Current smokers, or reported giving up smoking within the last 6 months
History of substance abuse or alcoholism
Reported history of Cardiovascular disease, diabetes (or fasting glucose ≥ 7.1 mmol/L), cancer, kidney, liver or bowel disease, gastrointestinal disorder or use of drug likely to alter gastrointestinal function
Unwilling to restrict consumption of specified high polyphenol foods for 48 h before the study
Weight change >3kg in preceding 2 months
Blood pressure ≥160/100 mmHg
Total cholesterol ≥ 7.5 mmol/L; fasting triacylglycerol concentrations ≥ 5.0 mmol/L
Medications that may interfere with the study: alpha-glucosidase inhibitors (acarbose: Glucobay), insulin sensitizing drugs (metformin: Glucophage, Glucophage SR, Eucreas, Janumet; thiazolidinediones: Actos, Competact), sulfonylureas (Daonil, Diamicron, Diamicron MR, Glibenese, Minodiab, Amaryl Tolbutamide), and lipid lowering drugs (statins, nicotinic acid, colestyramine anhydrous, ezetimibe, fibrates).

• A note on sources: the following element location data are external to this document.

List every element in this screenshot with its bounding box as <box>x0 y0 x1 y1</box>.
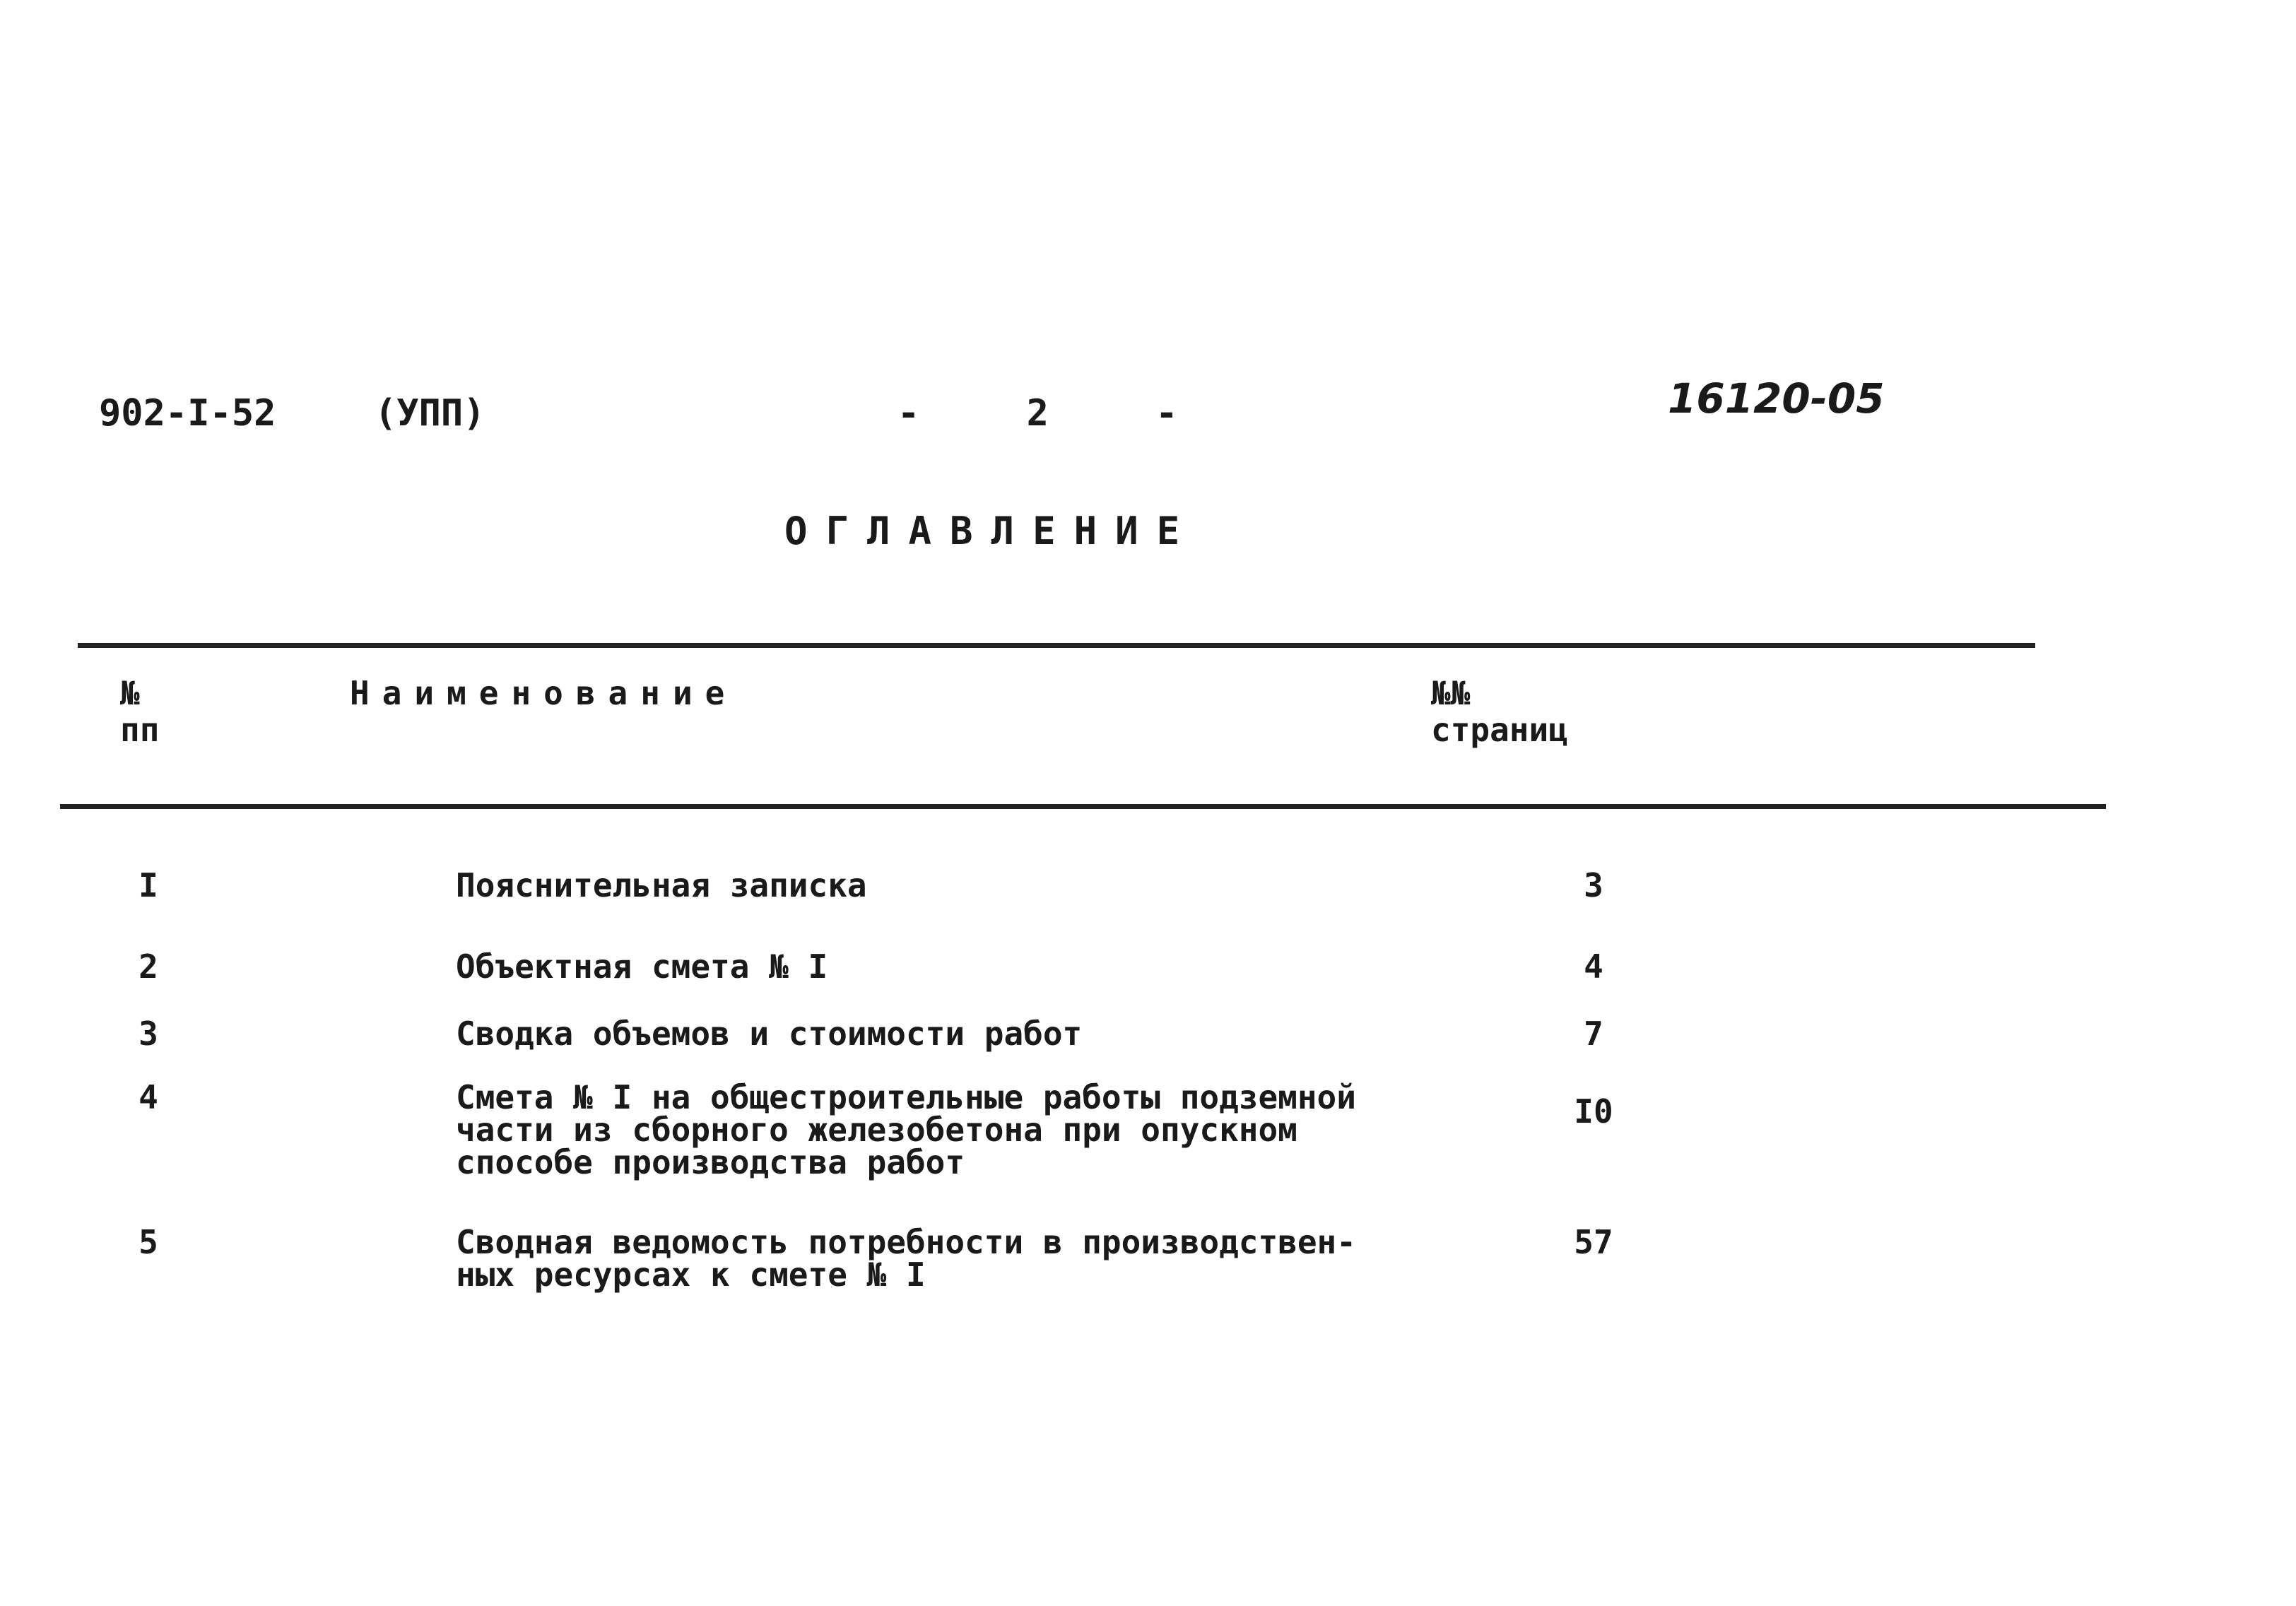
row-name: Пояснительная записка <box>456 866 867 904</box>
column-header-pages: №№ страниц <box>1431 674 1568 749</box>
page-marker: - 2 - <box>897 392 1220 435</box>
row-number: I <box>139 866 158 904</box>
row-number: 3 <box>139 1015 158 1053</box>
handwritten-number: 16120-05 <box>1668 374 1885 423</box>
row-name: Смета № I на общестроительные работы подземной части из сборного железобетона при опускном способе производства работ <box>456 1078 1356 1181</box>
page-title: ОГЛАВЛЕНИЕ <box>784 509 1199 553</box>
row-name: Объектная смета № I <box>456 947 828 986</box>
row-name: Сводка объемов и стоимости работ <box>456 1015 1083 1053</box>
row-page: 57 <box>1574 1223 1613 1261</box>
row-number: 4 <box>139 1078 158 1116</box>
table-top-rule <box>78 643 2035 648</box>
row-number: 5 <box>139 1223 158 1261</box>
row-page: 7 <box>1584 1015 1603 1053</box>
table-header-rule <box>60 804 2106 809</box>
row-page: I0 <box>1574 1092 1613 1130</box>
row-number: 2 <box>139 947 158 986</box>
column-header-name: Наименование <box>350 674 738 712</box>
column-header-number: № пп <box>120 674 160 749</box>
row-page: 3 <box>1584 866 1603 904</box>
document-code: 902-I-52 <box>99 392 276 435</box>
row-name: Сводная ведомость потребности в производствен- ных ресурсах к смете № I <box>456 1223 1356 1294</box>
document-type: (УПП) <box>375 392 485 435</box>
row-page: 4 <box>1584 947 1603 986</box>
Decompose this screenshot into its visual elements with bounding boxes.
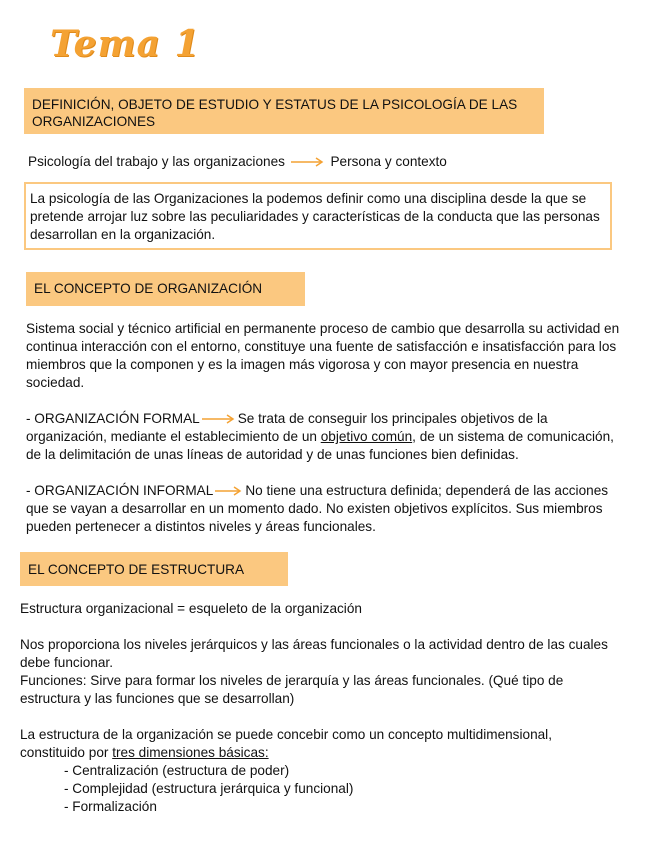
section-heading-definition: DEFINICIÓN, OBJETO DE ESTUDIO Y ESTATUS DE LA PSICOLOGÍA DE LAS ORGANIZACIONES [24,88,544,134]
psychology-label: Psicología del trabajo y las organizaciones [28,154,285,169]
structure-levels: Nos proporciona los niveles jerárquicos y las áreas funcionales o la actividad dentro de las cuales debe funcionar. [20,637,608,670]
dimension-item: - Formalización [64,799,157,814]
arrow-icon [291,157,325,167]
structure-functions: Funciones: Sirve para formar los niveles de jerarquía y las áreas funcionales. (Qué tipo de estructura y las funciones que se desarrollan) [20,673,564,706]
definition-box [24,182,612,250]
common-objective: objetivo común [320,429,413,444]
organization-definition: Sistema social y técnico artificial en permanente proceso de cambio que desarrolla su actividad en continua interacción con el entorno, constituye una fuente de satisfacción e insatisfacción para los miembros que la componen y es la imagen más vigorosa y con mayor presencia en nuestra sociedad. [26,321,620,390]
structure-equation: Estructura organizacional = esqueleto de la organización [20,601,362,616]
formal-text: Se trata de conseguir los principales objetivos de la organización, mediante el establecimiento de un [26,411,548,444]
dimension-item: - Complejidad (estructura jerárquica y funcional) [64,781,354,796]
definition-text: La psicología de las Organizaciones la podemos definir como una disciplina desde la que se pretende arrojar luz sobre las peculiaridades y características de la conducta que las personas desarrollan en la organización. [30,191,600,242]
three-dimensions: tres dimensiones básicas: [112,745,269,760]
formal-text-end: , de un sistema de comunicación, de la delimitación de unas líneas de autoridad y de unas funciones bien definidas. [26,429,614,462]
arrow-icon [215,486,243,496]
informal-organization [26,482,630,536]
section-heading-structure: EL CONCEPTO DE ESTRUCTURA [20,552,288,586]
informal-text: No tiene una estructura definida; dependerá de las acciones que se vayan a desarrollar en un momento dado. No existen objetivos explícitos. Sus miembros pueden pertenecer a distintos niveles y áreas funcionales. [26,483,609,534]
formal-label: - ORGANIZACIÓN FORMAL [26,411,200,426]
context-label: Persona y contexto [330,154,447,169]
formal-organization [26,410,630,464]
concept-text: La estructura de la organización se puede concebir como un concepto multidimensional, constituido por [20,727,552,760]
informal-label: - ORGANIZACIÓN INFORMAL [26,483,214,498]
structure-concept [20,726,580,762]
dimensions-list [20,762,624,816]
page-title: Tema 1 [50,23,201,65]
arrow-icon [202,414,236,424]
dimension-item: - Centralización (estructura de poder) [64,763,290,778]
psychology-context-line [28,153,447,171]
section-heading-organization: EL CONCEPTO DE ORGANIZACIÓN [26,272,305,306]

Other medications should be reviewed by medical representative from KCL on a case by case basis.
Nutritional supplements that may interfere with the study: higher dose vitamins/minerals (>200% Recommend Nutrient Intake), B vitamins, Vitamin C, calcium, copper, chromium, iodine, iron, magnesium, manganese, phosphorus, potassium and zinc. Subjects already taking vitamin or minerals at a dose around 100% or less up to 200% of the RNI, or evening primrose/algal/fish oil supplements will be asked to maintain habitual intake patterns, ensuring that they take them every day and not sporadically. They will be advised not to stop taking supplements or start taking new supplements during the course of the study.